I'll ask you this though. As the people in the linked studies had similar health care benefits, how do you explain the differences in treatment? Are thousands of white doctors across the US joining together in a massive conspiracy against the black man?
Fascinating final question ("As the people in the linked studies had similar health care benefits, how do you explain the differences in treatment?"). Rather than respond directly, I will quote "Dr. Otis Brawley, chief medical officer of the American Cancer Society, [who] opined, 'This sort of thing has been a problem in the United States for a long, long time.
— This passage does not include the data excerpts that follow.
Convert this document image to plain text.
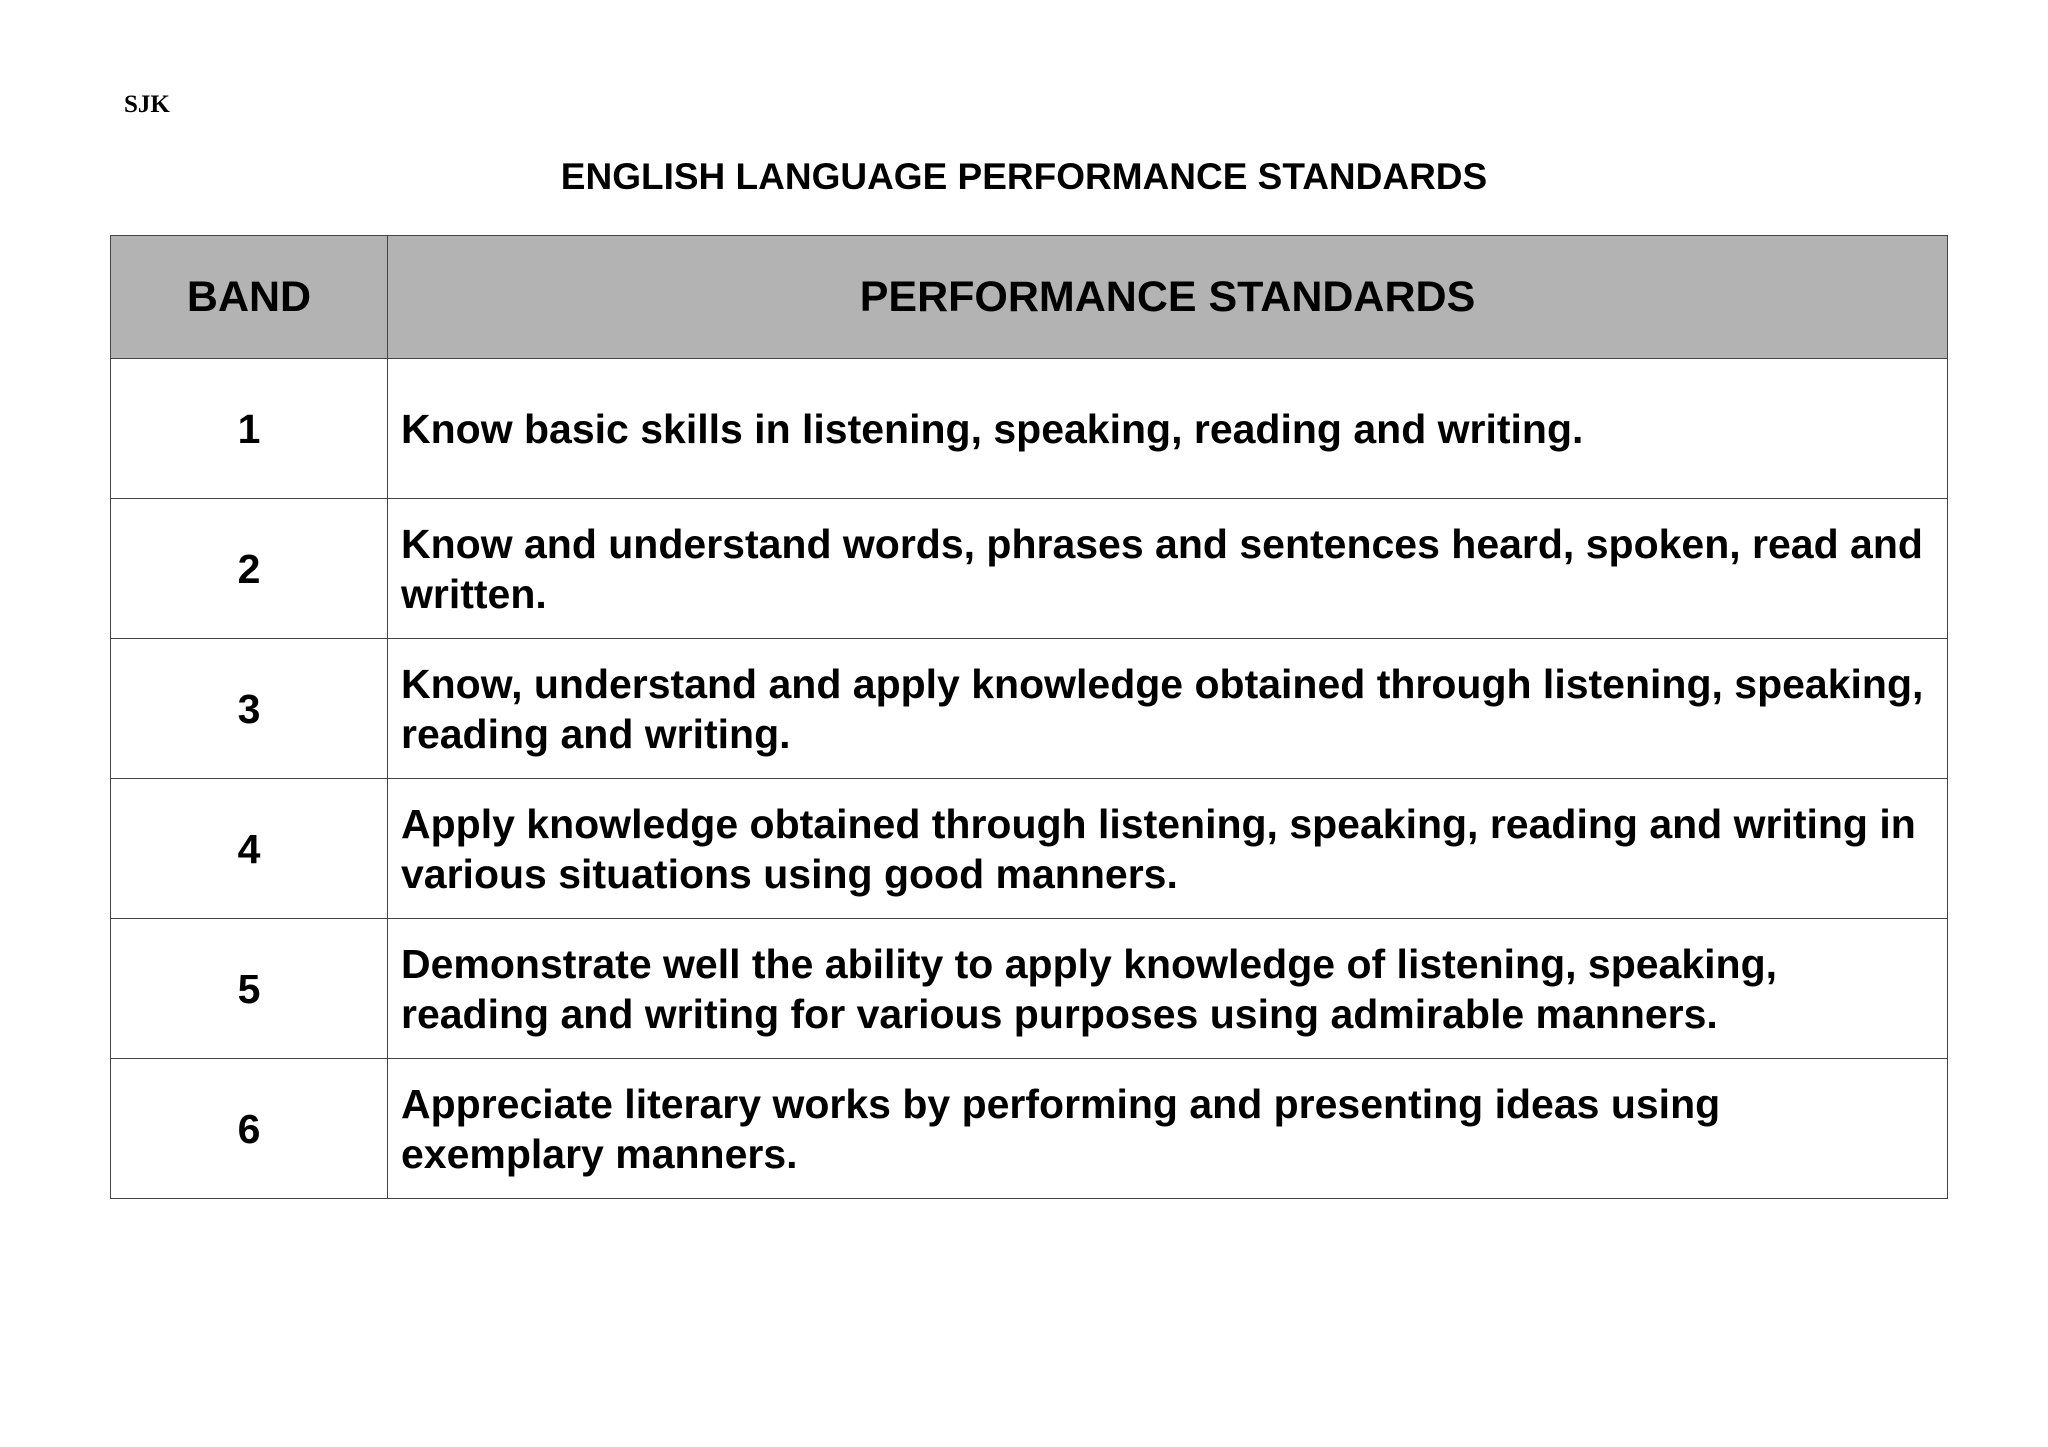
SJK
ENGLISH LANGUAGE PERFORMANCE STANDARDS
BAND	PERFORMANCE STANDARDS
1	Know basic skills in listening, speaking, reading and writing.
2	Know and understand words, phrases and sentences heard, spoken, read and written.
3	Know, understand and apply knowledge obtained through listening, speaking, reading and writing.
4	Apply knowledge obtained through listening, speaking, reading and writing in various situations using good manners.
5	Demonstrate well the ability to apply knowledge of listening, speaking, reading and writing for various purposes using admirable manners.
6	Appreciate literary works by performing and presenting ideas using exemplary manners.
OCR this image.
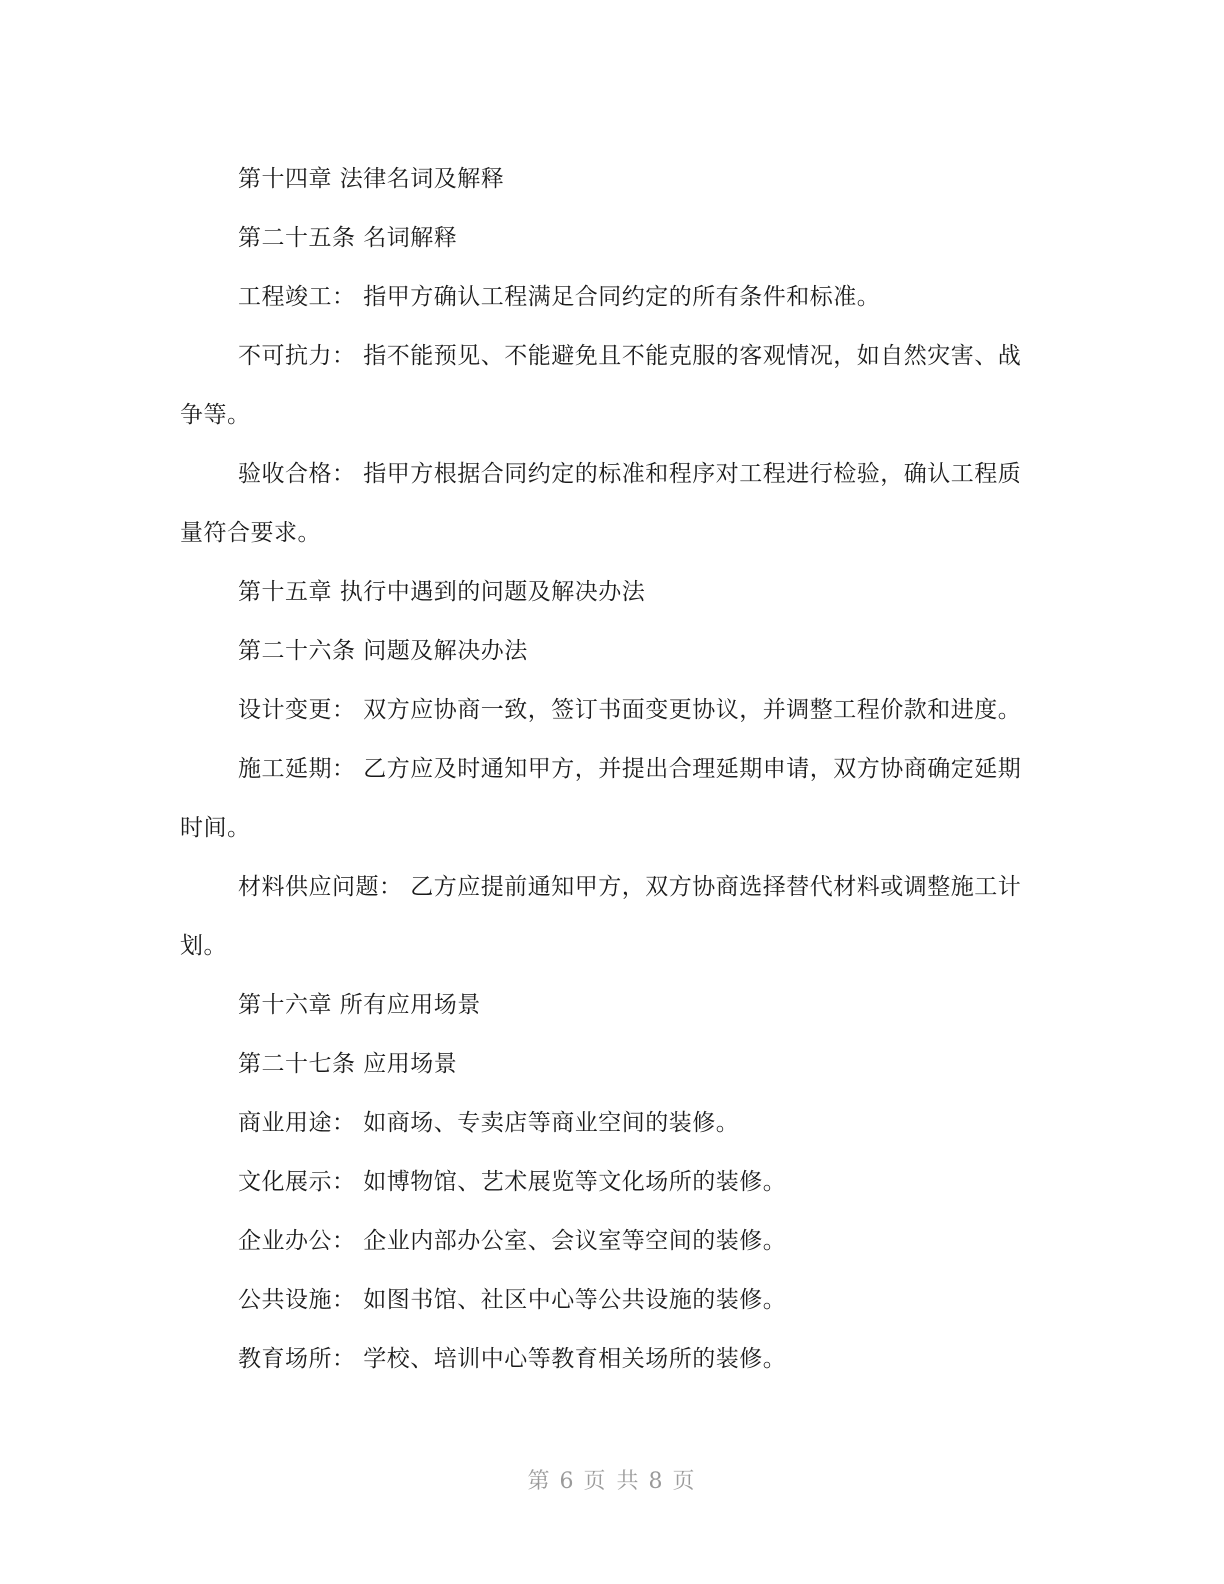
第十四章 法律名词及解释

第二十五条 名词解释

工程竣工： 指甲方确认工程满足合同约定的所有条件和标准。

不可抗力： 指不能预见、不能避免且不能克服的客观情况，如自然灾害、战争等。

验收合格： 指甲方根据合同约定的标准和程序对工程进行检验，确认工程质量符合要求。

第十五章 执行中遇到的问题及解决办法

第二十六条 问题及解决办法

设计变更： 双方应协商一致，签订书面变更协议，并调整工程价款和进度。

施工延期： 乙方应及时通知甲方，并提出合理延期申请，双方协商确定延期时间。

材料供应问题： 乙方应提前通知甲方，双方协商选择替代材料或调整施工计划。

第十六章 所有应用场景

第二十七条 应用场景

商业用途： 如商场、专卖店等商业空间的装修。

文化展示： 如博物馆、艺术展览等文化场所的装修。

企业办公： 企业内部办公室、会议室等空间的装修。

公共设施： 如图书馆、社区中心等公共设施的装修。

教育场所： 学校、培训中心等教育相关场所的装修。

第 6 页 共 8 页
I think individual racism likely accounts for a small amount of it, but not a large amount. What I would refer to as institutional or societal racism accounts for a much larger component of it.'" He thinks "institutional or societal racism" accounts for differences in treatment, since he can't believe that "individual racism" on part of doctors accounts for more than "a small amount of it". What do you think he was trying to say? Do you think him so obviously ignorant that you can safely ignore his opinion?
As for prostate cancer, you might find Rudy Giuliani's rap interesting, since it shows what can be done with statistics. (He claims survival rates for prostate cancer in United Kingdom were 44%, that survival rates were higher in US because of superior health care, which claim you strongly reject.)
But just to make sure we understand one another, your contention has been that increased access to health care doesn't help any and that black people should consider themselves lucky they don't have access as good as white people. You don't practice Christian Science, do you?